Mi mirada regresó a las maletas. Me producían tristeza, y era por Baba. Después de todo lo que había construido, planificado, de todas las cosas por las que había luchado, se había inquietado, soñado. Ése era el compendio de su vida: un hijo decepcionante y dos maletas.

Alguien gritaba. No, no gritaba. Gemía. Vi a los pasajeros congregados en círculo y escuché la impaciencia de sus voces. Alguien pronunció la palabra «vapores». Alguien la repitió. El gemido se convirtió en un chillido hiriente.

Baba y yo corrimos hacia el montón de mirones y nos abrimos paso entre ellos. El padre de Kamal estaba sentado en medio del círculo con las piernas cruzadas, balanceándose de un lado a otro y besando la cara cenicienta de su hijo.

– ¡No respira! ¡Mi hijo no respira! -lloraba. El cuerpo sin vida de Kamal yacía en el regazo de su padre. Su mano derecha, abierta y flácida, se movía al ritmo de los sollozos de su padre-. ¡Mi hijo! ¡No respira! ¡Alá, ayúdalo a respirar!

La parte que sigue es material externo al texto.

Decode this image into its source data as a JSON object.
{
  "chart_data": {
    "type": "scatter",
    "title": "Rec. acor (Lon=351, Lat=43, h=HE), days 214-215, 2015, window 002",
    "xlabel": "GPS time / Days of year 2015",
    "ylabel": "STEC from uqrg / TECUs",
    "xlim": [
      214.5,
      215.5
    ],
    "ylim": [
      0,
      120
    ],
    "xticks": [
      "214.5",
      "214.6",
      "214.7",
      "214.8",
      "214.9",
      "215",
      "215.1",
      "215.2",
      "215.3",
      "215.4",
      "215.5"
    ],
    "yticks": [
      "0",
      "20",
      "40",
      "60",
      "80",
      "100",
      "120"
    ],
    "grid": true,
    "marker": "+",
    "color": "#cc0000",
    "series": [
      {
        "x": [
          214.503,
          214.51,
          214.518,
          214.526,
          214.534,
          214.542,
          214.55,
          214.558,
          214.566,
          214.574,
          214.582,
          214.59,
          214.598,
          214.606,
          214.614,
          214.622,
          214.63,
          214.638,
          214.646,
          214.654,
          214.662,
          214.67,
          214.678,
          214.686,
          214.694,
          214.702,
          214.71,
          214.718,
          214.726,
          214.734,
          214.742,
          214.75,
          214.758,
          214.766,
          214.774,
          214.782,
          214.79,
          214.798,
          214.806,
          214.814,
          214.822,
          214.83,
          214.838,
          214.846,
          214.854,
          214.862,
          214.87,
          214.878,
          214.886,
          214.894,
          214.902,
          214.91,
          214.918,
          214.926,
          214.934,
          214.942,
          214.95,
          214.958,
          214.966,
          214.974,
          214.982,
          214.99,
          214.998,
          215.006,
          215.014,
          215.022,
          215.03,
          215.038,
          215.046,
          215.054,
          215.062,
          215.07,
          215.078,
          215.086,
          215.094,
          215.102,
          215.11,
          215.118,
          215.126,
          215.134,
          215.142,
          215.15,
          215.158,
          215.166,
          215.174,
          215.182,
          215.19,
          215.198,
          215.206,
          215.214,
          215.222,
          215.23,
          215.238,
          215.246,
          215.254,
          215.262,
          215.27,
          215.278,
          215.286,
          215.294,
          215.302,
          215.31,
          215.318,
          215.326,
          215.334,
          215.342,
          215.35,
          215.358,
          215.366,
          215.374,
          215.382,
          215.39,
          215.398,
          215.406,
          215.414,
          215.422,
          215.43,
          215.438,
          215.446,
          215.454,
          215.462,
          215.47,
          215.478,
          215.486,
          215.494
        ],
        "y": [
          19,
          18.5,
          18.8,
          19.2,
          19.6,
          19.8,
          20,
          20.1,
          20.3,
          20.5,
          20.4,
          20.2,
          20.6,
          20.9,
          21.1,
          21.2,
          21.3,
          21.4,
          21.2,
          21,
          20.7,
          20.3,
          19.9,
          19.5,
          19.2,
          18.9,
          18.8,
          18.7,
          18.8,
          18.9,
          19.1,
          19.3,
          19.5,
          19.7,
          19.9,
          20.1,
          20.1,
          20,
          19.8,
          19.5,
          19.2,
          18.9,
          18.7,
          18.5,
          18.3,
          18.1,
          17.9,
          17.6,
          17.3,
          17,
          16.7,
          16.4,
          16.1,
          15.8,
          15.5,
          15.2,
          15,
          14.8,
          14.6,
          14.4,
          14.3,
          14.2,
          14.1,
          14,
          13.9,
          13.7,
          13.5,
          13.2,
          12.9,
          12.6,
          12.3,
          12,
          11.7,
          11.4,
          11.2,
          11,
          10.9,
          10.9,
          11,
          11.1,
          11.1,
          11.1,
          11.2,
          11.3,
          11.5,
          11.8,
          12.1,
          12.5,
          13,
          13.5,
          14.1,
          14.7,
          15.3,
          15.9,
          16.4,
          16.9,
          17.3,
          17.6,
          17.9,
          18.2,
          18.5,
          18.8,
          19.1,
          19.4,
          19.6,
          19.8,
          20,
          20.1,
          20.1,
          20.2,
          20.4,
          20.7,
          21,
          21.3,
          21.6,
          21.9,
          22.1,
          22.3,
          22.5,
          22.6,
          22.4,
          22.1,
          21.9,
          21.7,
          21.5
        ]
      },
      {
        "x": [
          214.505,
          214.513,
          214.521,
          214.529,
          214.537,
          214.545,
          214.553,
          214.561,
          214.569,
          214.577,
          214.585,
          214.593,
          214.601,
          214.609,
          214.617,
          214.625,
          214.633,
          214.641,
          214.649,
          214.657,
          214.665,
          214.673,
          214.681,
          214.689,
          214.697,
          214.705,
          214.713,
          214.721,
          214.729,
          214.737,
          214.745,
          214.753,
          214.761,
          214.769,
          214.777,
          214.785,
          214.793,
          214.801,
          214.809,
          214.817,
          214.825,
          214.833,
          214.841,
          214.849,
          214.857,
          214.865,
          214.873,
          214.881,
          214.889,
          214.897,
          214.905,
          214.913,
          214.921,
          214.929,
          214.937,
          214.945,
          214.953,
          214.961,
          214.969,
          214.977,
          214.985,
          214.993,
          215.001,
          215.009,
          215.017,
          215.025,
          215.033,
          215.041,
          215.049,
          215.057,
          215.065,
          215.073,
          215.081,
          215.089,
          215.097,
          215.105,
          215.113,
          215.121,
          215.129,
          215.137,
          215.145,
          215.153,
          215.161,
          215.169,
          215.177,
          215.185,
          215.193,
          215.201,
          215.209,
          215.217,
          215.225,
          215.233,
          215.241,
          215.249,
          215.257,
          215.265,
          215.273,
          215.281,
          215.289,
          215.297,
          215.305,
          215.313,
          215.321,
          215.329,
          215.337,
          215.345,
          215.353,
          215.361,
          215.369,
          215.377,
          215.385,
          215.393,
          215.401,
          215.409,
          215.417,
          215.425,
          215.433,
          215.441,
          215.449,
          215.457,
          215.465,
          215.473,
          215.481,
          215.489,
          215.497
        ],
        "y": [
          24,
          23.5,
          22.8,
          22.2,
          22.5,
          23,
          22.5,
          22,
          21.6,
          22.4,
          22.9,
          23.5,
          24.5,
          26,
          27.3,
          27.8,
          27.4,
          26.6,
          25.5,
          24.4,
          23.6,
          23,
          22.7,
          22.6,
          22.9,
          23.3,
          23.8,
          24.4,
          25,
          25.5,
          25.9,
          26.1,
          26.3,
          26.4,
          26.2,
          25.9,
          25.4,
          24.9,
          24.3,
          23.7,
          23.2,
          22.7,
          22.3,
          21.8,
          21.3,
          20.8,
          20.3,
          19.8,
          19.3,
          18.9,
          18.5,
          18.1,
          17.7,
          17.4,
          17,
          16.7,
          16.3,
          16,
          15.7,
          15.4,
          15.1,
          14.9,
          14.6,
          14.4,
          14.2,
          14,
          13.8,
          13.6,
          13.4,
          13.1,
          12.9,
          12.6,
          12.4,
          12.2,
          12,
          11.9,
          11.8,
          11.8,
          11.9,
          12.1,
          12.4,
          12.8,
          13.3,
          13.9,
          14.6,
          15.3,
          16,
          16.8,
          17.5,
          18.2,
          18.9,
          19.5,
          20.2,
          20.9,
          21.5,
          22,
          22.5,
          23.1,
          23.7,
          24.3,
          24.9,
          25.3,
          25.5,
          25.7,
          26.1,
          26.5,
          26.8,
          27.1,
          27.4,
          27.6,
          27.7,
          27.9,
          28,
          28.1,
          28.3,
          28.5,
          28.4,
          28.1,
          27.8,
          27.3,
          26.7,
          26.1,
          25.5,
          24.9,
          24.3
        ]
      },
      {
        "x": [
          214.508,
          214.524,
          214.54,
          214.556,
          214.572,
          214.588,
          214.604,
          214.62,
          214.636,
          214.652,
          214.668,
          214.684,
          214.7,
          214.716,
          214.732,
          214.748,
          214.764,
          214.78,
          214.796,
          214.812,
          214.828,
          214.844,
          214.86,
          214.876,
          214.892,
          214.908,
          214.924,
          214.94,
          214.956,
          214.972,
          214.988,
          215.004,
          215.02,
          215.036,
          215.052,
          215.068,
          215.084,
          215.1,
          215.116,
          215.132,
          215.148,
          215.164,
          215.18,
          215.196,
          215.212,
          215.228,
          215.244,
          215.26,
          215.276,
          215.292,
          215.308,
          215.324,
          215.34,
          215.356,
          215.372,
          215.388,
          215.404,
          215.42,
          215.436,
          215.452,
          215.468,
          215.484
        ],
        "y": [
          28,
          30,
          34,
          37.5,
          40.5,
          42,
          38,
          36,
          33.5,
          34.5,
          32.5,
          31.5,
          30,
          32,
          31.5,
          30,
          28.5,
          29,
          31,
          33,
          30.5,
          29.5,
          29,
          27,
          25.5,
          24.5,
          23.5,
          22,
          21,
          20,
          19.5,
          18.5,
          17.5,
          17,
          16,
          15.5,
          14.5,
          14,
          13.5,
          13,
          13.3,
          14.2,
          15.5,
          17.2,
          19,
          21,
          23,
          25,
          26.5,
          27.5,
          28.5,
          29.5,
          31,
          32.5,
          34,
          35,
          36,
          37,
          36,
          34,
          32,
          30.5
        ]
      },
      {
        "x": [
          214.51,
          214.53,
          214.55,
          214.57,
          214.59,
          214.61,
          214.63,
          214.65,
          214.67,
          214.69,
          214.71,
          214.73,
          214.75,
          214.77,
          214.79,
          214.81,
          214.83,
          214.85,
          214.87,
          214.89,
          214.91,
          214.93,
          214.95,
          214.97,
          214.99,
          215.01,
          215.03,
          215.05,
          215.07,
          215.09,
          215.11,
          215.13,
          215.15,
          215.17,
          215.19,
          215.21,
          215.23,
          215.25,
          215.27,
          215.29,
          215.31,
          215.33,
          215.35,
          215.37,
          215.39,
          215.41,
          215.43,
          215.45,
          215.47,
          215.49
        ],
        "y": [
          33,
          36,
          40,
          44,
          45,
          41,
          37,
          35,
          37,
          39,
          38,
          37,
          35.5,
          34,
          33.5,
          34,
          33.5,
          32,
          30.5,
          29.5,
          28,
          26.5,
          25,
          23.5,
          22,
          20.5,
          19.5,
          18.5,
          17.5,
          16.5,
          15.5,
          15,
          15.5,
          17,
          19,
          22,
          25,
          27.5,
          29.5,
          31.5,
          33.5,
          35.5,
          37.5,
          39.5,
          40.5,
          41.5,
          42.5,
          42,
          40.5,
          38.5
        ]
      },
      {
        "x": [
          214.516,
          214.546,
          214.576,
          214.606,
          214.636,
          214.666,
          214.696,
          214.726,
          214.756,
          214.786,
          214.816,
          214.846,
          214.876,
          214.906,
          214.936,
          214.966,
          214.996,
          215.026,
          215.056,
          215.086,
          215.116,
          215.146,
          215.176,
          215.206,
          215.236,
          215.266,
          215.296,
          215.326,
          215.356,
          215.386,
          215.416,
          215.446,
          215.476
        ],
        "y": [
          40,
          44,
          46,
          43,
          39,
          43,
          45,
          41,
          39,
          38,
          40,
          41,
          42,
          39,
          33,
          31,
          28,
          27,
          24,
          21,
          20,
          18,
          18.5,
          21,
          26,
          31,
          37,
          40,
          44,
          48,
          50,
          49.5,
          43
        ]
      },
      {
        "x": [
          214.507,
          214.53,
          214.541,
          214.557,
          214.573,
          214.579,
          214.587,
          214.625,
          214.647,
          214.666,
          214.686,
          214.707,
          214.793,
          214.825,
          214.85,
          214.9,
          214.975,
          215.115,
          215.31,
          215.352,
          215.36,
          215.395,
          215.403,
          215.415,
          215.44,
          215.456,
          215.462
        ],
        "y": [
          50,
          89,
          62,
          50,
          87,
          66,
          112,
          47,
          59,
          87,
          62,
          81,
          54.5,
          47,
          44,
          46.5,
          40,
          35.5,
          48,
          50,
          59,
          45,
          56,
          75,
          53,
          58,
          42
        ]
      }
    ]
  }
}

Baba se arrodilló a su lado y le pasó un brazo por el hombro. Pero el padre de Kamal lo apartó y arremetió contra Karim, que estaba entre el grupo con su primo. Lo que sucedió a continuación fue demasiado rápido y breve para poder calificarlo de pelea. Karim pegó un grito de sorpresa y retrocedió. Vi un brazo que se movía y una pierna que daba una patada. Un instante después, el padre de Kamal tenía en sus manos la pistola de Karim.